La isla de los lulus le habló a Wilkilén:
—Pequeña, toma tu última fuerza. ¡Arráncate de ellos y corre hacia Welenkín!
El nombre que la isla había pronunciado le otorgó una fuerza ajena a sí misma. Una vez más, se libró de los brazos que la arrastraban. Y corrió en dirección a la balsa.
Los sideresios apuntaron sobre ella. Pero la flecha que Welenkín había preparado, tan implacable como el amor, encontró a tiempo el pecho de Wilkilén.
Y así ocurrió. Wilkilén, murió con los ojos puestos en el cielo rojizo.
—Gracias, Welenkín —dijo la isla.
Semejante a su padre, la inocente cayó muerta donde el mar se arrepiente de su espacio y retrocede.
Dulkancellin había recibido el disparo altanero de un enemigo.
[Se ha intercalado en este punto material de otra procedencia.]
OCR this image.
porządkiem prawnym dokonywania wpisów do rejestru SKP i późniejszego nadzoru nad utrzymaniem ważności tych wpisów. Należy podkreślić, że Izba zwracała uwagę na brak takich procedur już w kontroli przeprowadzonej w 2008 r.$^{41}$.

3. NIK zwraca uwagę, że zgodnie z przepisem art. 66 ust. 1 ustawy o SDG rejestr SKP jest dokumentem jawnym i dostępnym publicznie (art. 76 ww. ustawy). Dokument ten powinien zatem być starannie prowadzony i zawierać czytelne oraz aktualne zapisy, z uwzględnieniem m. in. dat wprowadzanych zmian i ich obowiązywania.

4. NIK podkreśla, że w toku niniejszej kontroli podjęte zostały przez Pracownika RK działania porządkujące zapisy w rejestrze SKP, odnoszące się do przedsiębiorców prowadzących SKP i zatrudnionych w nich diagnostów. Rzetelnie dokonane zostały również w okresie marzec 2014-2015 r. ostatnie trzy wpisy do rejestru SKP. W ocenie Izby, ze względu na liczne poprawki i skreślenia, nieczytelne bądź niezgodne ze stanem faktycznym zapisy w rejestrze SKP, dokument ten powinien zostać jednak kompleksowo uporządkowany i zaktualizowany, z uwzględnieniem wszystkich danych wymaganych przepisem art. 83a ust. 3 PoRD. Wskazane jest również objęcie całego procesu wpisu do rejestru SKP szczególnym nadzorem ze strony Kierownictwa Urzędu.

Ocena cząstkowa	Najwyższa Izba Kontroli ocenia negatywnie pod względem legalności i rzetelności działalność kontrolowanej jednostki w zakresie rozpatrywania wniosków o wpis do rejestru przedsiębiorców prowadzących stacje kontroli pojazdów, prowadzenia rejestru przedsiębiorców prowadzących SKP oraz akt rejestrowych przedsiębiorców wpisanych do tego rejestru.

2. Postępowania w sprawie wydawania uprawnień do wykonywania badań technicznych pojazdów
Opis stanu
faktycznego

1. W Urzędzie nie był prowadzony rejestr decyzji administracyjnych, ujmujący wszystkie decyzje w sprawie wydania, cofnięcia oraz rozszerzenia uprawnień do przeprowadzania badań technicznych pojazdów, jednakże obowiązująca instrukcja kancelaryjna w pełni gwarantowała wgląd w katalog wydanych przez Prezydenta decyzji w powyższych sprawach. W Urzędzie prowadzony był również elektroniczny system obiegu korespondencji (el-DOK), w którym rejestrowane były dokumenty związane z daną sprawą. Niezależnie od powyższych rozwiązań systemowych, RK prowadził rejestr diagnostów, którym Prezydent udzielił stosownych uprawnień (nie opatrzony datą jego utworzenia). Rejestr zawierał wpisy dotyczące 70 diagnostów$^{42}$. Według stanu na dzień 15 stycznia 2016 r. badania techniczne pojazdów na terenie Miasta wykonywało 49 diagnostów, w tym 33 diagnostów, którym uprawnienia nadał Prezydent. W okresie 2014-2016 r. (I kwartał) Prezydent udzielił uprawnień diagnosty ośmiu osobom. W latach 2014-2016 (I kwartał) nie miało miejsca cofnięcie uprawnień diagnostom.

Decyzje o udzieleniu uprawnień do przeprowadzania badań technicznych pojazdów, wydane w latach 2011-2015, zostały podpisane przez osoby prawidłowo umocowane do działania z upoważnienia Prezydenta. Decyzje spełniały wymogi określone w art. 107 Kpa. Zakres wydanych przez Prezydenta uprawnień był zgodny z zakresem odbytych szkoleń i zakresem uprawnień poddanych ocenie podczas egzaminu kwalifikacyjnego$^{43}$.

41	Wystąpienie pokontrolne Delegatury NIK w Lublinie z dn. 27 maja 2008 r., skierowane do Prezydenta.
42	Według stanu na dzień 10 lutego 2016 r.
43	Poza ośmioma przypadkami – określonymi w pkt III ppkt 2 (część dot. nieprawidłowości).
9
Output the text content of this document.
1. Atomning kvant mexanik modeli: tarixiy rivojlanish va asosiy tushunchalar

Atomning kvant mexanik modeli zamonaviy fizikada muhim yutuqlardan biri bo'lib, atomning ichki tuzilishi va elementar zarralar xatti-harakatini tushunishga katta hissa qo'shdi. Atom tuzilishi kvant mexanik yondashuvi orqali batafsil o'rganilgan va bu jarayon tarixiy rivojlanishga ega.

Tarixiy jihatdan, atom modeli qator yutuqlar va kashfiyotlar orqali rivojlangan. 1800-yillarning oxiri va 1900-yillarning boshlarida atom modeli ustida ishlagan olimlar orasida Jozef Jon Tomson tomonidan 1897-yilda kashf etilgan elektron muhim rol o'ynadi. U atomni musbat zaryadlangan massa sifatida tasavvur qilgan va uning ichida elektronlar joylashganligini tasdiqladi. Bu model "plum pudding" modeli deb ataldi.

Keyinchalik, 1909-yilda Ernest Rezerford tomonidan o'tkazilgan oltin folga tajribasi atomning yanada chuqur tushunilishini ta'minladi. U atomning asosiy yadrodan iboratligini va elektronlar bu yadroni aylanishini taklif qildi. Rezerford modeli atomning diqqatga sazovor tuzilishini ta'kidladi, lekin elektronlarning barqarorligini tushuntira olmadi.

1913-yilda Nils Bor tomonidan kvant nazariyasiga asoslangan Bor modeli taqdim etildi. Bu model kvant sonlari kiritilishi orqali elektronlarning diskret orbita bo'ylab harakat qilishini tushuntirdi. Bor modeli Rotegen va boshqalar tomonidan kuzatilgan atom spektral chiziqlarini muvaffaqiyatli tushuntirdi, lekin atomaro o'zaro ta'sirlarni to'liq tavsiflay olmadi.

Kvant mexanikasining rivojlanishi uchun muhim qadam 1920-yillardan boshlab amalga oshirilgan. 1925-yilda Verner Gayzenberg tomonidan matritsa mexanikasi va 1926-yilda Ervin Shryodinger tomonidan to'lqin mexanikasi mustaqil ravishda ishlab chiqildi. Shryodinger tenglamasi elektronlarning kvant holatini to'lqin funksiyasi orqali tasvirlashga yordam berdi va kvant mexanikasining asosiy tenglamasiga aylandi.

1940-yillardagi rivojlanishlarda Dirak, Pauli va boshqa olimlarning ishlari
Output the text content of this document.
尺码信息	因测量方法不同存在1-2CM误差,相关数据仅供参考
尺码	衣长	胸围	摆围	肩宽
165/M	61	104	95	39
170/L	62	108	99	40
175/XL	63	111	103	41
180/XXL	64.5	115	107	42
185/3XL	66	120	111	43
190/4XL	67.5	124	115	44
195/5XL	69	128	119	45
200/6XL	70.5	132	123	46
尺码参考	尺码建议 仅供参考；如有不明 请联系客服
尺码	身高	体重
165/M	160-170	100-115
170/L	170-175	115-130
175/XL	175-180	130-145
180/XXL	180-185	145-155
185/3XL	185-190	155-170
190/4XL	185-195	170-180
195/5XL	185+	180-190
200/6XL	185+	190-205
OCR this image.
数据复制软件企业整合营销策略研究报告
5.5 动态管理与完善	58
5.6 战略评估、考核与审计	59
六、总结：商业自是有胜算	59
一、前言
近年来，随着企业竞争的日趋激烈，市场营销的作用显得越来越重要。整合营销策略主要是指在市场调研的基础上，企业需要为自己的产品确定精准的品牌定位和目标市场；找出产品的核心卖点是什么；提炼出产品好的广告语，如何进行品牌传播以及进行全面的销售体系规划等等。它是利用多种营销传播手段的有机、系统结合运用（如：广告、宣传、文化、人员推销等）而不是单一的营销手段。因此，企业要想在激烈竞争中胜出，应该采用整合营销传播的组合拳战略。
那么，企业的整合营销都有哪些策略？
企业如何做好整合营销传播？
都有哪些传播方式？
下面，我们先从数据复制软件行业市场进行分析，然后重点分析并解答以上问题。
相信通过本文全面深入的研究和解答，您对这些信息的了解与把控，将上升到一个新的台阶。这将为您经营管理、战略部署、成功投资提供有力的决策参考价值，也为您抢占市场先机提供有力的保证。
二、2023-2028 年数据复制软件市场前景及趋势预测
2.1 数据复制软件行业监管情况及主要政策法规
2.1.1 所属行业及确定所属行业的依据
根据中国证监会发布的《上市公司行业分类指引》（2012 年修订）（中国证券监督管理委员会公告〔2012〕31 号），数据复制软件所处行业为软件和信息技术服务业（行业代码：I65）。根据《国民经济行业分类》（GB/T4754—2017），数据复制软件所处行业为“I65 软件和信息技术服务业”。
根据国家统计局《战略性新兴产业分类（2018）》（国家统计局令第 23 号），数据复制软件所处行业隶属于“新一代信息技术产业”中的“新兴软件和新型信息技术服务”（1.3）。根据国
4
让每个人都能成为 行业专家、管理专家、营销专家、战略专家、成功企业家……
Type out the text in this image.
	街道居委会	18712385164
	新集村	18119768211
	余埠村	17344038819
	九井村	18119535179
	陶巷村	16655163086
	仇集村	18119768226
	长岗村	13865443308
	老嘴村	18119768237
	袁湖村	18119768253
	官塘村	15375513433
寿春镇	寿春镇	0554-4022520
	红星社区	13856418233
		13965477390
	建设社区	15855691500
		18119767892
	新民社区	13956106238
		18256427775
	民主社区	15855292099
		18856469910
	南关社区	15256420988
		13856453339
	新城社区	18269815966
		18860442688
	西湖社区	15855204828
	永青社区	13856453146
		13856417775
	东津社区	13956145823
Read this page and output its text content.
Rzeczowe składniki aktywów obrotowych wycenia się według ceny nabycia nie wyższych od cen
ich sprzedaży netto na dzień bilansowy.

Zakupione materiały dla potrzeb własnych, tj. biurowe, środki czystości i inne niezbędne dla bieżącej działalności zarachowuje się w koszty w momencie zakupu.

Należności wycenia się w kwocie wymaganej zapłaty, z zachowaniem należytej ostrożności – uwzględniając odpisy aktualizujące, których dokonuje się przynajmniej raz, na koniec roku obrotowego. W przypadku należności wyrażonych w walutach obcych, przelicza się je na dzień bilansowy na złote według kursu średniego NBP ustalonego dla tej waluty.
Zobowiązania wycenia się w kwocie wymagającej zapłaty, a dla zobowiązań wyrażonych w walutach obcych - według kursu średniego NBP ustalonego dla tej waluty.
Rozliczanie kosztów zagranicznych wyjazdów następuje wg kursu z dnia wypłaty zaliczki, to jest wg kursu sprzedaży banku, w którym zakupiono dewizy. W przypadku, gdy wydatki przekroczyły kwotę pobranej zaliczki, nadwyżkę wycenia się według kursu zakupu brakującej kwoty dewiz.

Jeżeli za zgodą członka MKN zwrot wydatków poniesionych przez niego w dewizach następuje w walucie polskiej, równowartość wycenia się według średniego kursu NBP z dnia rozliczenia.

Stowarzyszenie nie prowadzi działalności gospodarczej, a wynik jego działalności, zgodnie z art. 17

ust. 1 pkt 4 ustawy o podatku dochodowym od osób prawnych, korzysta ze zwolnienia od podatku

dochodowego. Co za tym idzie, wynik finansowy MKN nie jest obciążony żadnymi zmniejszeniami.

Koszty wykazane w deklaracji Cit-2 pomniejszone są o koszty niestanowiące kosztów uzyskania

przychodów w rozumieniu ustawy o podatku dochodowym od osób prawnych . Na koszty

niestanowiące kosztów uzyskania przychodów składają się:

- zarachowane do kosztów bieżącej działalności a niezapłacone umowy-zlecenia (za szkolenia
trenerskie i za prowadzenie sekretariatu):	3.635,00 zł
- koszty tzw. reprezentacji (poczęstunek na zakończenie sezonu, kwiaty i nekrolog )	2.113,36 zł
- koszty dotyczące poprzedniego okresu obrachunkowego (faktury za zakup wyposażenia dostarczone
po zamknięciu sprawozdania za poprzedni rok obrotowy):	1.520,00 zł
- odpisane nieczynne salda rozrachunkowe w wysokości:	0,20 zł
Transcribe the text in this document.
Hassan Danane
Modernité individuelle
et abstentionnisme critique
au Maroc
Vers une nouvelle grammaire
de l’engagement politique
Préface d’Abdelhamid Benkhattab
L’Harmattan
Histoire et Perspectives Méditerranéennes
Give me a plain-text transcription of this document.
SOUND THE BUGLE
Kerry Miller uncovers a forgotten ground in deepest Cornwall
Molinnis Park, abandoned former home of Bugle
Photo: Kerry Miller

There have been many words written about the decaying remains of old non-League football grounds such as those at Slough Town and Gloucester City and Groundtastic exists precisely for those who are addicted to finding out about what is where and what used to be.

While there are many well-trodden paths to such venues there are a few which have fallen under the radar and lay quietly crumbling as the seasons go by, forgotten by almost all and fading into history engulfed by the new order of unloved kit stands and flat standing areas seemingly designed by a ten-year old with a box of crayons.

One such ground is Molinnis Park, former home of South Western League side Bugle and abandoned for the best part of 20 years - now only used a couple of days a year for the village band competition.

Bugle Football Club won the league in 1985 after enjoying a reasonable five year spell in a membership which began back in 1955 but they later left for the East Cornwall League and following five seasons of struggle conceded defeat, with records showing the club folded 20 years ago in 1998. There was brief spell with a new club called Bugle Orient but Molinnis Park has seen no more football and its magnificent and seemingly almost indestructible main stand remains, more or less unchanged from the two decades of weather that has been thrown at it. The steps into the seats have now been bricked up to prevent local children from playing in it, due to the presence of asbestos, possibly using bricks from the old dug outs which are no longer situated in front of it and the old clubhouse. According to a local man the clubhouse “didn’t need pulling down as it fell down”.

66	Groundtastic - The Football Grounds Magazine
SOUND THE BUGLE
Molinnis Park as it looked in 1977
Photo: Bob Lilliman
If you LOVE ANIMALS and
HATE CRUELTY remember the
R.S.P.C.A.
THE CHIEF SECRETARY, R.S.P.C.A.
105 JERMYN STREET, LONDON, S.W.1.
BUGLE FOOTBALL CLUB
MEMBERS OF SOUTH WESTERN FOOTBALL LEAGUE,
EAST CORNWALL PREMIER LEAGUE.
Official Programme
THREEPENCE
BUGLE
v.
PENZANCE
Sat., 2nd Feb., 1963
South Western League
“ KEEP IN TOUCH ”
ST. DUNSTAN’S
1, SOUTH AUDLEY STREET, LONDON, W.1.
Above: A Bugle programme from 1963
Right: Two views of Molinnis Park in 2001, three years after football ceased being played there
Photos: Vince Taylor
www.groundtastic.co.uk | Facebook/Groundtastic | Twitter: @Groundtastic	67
Para su hija, en cambio, hubo un disparo de salvación.
—¡Continúa…! ¡Sigue hacia la isla! —gritó Welenkín cuando comprendió que Tres Rostros giraba para regresar— ¡No hagas eso! Llévame donde están… ¡Llévame allí, Tres Rostros!
—Nada podrás hacer tú solo —respondió el Brujo del agua—. Mucho más podrás hacer junto a nosotros.
Welenkín golpeó el mar con su remo, con sus puños:
—Regresa, Tres Rostros, o te maldeciré para siempre.
—Maldíceme, si quieres —y Tres Rostros continuó su camino.
Welenkín, entonces, abandonó el bote. Procuraría llegar a nado hasta la isla. Pero no pudo lograrlo porque las olas le obedecían a Tres Rostros.
Welenkín luchó furiosamente contra la fuerza que lo encerraba y lo arrastraba lejos de la isla. Peleó en vano… El mar es más fuerte que un puma.
Al fin las olas lo arrojaron en la orilla. Welenkín se quedó muy quieto, con la boca contra la arena.
Tres Rostros llegó tras él y lo miró en silencio.
—El mar traerá su cuerpo —murmuró—. ¡Espérala! Sepulta a la que solamente tú conociste. Por mi parte, iré a decírselo a Kuy-Kuyén. Será como mirar el cielo y ver que le arrancaron un pedazo.
Un río por el mar condujo a Wilkilén. Un camino entre las olas que la dejó cerca de Welenkín, lavada por dentro y por fuera, sin ninguna sangre, enarenada y fría.
El Brujo miró en dirección a la isla. Sus ojos vieron lo mismo que un puma hubiese visto.
Welenkín alzó la cáscara quebradiza donde antes Wilkilén había vivido.
—Te llevaré con Vieja Kush.
Con la inocente recostada en su pecho, Welenkín se dirigió al Valle de los Antepasados.
Un insecto de alas translúcidas voló a su alrededor sin que el Brujo lo notara. Las flores de los cardos estaban abiertas, pero Welenkín no se apropió de su hermosura.
La inocencia del mundo estaba muerta. Y él iba a sepultarla.